The Universitätsbibliothek München (University Library of the Ludwig Maximilian University, Munich) is the central media and information supplier of the Ludwig Maximilian University. Its holdings of almost five million volumes is one of the largest of the university library systems in Germany. The Universitätsbibliothek München comprises also over 3,300 manuscripts, 3,600 incunabula, over 180 decedents' estates, numerous special collections and c.475,000 prints, published between 1501 and 1900, and thus a highly notable historical book inventory, the second largest in the free state of Bavaria.
Its origins as a late mediaeval library foundation were in Ingolstadt, where the library was founded in 1473 and remained located for three centuries until Elector Maximilian IV Joseph moved the university to Landshut in 1800. The masses of books available during the secularisation of 1802/1803 made the Landshut university library become – after Göttingen and Breslau – the third largest in Germany. In 1826, the library moved from Landshut to the Bavarian capital and, in 1840, it was accommodated on the second floor of the famous university building, designed by Friedrich von Gärtner. The dynamic development of the university library, accompanied by a continuous increase of its inventory and by rising user quantities – the Universitätsbibliothek München with its 831,000 volumes was regarded by 1925 as one of the largest in Germany – after WWI led to a serious lack of space. From 1943 the allied bombings of Munich did much harm to the university library; 90% of its building substance was destroyed by spring 1945 and at least one third of its pre-war inventory had been lost.

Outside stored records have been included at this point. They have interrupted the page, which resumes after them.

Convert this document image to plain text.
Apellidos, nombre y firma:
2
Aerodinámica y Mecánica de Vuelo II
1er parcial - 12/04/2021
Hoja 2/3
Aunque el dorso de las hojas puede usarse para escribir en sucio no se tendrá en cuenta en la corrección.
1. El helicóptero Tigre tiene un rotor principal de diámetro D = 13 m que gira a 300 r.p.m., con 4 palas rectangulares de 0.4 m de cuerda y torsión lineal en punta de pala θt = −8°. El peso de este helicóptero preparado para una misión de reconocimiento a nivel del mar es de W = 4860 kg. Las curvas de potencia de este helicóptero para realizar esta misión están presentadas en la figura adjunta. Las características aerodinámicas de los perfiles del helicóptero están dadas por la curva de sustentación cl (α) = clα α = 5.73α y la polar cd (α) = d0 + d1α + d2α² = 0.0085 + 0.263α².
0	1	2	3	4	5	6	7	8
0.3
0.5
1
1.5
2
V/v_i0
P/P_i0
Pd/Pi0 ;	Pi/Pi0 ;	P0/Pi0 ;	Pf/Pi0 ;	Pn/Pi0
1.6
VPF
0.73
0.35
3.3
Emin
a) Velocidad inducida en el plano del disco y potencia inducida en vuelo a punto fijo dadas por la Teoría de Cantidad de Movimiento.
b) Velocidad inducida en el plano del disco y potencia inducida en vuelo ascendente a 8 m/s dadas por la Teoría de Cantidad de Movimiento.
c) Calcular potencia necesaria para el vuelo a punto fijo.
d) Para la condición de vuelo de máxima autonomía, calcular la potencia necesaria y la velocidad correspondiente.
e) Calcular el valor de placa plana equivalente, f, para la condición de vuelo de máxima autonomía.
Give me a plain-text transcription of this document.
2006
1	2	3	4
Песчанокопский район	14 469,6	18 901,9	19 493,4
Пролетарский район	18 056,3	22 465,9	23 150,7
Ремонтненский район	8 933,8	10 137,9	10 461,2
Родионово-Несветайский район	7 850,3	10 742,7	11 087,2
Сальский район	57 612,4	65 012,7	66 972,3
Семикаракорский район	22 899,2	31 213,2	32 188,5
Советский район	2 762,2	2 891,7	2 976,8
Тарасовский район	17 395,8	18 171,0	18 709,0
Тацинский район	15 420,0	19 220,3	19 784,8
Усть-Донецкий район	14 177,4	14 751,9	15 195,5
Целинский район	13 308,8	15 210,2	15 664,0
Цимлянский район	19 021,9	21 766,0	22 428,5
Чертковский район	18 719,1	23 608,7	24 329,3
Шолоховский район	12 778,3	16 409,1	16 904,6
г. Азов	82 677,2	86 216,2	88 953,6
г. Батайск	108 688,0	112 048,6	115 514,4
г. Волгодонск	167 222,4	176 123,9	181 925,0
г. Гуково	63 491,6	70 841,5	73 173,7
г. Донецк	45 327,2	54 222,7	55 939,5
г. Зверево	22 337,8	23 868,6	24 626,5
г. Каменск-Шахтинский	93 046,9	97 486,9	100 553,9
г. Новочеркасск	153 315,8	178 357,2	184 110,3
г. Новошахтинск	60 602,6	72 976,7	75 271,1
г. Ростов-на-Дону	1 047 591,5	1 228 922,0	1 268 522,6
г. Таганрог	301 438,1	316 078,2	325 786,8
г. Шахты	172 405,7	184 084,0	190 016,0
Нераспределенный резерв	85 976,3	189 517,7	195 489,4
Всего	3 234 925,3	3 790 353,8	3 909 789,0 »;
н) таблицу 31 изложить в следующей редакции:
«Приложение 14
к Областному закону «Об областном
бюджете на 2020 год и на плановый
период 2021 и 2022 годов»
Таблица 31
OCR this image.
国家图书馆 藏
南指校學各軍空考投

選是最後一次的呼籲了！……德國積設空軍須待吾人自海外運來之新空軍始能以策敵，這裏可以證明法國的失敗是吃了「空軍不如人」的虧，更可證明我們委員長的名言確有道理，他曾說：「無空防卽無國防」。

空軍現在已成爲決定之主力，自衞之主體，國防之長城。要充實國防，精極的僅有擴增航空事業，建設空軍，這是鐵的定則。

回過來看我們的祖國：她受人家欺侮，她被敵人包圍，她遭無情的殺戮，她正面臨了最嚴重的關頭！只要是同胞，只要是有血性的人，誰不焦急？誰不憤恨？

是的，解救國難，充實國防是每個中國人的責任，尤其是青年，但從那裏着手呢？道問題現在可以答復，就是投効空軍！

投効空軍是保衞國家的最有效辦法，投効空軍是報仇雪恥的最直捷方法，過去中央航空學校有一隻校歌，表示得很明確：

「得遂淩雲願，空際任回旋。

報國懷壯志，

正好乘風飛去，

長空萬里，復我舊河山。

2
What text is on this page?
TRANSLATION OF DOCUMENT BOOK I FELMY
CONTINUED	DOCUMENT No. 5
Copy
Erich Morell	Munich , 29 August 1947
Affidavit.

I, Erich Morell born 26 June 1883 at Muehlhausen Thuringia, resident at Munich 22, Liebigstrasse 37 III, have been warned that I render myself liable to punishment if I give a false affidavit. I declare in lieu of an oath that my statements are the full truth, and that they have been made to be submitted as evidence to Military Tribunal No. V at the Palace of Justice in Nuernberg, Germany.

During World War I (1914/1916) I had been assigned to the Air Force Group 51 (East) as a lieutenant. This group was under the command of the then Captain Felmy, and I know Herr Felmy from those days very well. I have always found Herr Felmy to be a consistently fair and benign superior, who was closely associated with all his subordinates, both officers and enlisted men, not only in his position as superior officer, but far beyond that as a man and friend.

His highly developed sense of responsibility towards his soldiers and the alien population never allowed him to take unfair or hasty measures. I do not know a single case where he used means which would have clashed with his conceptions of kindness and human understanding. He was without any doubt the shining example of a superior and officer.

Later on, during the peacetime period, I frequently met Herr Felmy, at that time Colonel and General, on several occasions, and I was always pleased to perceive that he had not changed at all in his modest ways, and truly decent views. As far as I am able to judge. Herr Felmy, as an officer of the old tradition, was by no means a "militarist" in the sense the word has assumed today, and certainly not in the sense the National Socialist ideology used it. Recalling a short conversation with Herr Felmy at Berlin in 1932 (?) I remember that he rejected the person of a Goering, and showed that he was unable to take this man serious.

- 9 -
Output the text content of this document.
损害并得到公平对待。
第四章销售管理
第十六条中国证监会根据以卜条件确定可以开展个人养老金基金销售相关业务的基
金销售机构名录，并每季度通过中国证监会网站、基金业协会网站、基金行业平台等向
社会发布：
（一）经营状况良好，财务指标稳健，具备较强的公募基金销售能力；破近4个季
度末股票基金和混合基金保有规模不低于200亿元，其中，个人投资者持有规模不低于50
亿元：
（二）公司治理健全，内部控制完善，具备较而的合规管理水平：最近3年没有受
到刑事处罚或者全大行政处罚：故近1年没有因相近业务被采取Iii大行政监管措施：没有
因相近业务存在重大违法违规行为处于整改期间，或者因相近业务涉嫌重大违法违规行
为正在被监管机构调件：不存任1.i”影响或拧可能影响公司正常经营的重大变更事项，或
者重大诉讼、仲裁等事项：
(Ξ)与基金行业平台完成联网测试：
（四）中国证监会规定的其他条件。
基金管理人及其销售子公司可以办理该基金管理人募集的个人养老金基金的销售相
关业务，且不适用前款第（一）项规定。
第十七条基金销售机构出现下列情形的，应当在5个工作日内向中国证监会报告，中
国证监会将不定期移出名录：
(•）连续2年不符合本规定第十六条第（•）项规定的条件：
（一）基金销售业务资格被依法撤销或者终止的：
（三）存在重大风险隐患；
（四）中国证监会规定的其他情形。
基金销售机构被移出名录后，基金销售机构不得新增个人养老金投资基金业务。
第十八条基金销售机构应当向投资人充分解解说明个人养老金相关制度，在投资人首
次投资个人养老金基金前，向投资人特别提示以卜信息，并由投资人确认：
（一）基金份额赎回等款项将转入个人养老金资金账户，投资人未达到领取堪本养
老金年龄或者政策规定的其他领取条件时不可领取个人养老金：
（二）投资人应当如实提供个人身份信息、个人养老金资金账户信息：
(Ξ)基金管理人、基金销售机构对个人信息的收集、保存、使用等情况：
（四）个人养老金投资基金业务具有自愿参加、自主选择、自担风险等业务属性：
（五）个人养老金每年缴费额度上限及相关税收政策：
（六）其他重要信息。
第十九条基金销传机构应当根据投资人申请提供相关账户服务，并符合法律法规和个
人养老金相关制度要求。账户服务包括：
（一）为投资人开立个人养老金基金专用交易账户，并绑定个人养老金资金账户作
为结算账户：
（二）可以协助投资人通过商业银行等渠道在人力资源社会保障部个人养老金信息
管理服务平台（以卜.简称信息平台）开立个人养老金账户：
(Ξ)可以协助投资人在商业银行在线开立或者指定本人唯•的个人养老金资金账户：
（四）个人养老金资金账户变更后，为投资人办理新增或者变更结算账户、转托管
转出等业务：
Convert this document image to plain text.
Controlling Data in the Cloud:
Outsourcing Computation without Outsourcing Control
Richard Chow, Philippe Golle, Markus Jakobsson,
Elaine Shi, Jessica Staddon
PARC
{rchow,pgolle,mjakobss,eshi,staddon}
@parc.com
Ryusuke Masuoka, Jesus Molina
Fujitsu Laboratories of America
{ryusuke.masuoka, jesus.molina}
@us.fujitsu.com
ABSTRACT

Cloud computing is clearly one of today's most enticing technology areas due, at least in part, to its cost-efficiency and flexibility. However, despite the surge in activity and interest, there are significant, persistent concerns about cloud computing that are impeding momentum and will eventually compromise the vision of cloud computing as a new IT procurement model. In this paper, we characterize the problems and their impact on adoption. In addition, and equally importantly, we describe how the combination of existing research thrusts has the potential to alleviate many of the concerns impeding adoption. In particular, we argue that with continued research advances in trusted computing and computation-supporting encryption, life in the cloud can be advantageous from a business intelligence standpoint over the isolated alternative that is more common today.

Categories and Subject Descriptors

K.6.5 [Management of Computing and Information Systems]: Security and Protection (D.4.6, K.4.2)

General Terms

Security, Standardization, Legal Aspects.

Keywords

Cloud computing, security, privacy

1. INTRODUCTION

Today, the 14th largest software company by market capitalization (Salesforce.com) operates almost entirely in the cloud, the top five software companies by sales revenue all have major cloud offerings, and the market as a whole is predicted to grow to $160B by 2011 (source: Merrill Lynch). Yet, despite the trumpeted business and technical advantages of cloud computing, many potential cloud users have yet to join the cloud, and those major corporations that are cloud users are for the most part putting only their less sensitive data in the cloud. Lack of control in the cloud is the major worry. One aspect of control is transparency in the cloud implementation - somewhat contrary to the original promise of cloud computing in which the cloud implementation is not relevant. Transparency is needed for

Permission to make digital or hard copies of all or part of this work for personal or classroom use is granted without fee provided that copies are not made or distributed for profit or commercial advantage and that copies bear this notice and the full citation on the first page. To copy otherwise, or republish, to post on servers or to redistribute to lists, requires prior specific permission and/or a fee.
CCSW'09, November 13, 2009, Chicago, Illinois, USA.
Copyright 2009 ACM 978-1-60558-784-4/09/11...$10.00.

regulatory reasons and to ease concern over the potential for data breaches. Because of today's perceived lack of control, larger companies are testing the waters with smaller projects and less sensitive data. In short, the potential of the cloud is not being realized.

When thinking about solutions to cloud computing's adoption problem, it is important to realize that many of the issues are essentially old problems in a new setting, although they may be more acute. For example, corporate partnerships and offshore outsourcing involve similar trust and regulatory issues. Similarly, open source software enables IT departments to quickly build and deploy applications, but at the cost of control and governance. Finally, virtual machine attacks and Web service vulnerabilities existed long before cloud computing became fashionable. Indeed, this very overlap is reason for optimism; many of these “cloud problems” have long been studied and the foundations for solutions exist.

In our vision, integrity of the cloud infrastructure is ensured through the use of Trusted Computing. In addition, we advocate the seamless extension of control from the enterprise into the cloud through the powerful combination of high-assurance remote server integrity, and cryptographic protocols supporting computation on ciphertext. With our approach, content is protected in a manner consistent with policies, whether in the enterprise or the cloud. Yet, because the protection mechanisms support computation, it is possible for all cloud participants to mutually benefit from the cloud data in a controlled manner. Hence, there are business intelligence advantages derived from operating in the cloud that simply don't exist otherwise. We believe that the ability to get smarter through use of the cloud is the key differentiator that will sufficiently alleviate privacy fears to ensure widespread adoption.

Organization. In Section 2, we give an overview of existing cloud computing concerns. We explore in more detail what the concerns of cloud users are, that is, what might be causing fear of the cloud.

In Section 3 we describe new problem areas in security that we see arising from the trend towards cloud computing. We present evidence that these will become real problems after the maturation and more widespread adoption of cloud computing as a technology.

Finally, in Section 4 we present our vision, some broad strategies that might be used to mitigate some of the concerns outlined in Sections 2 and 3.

During the post-war period, the library continued to work in several temporary locations that were distributed across the entire university's main building as well as unpractical. In 1967, a new building was erected, while the spatial expansion of the university library was achieved during the past 25 years by the decentralised foundation of large special libraries. Since the millennium, the central library managed to develop an innovative profile based on the early orientation on the potential of the electronic supply of literature and information. For the start of the winter term 1989/90, the Universitätsbibliothek München installed as the first in Bavaria a CIP-pool with c.60 networked pcs as work places for the students of six faculties. As the very first university library on the Continent, it offered its users since May 2004 selected books in electronic format and was the first German library able to present online its most valuable holdings, i.e. the cimelia, completely digitised in 2010.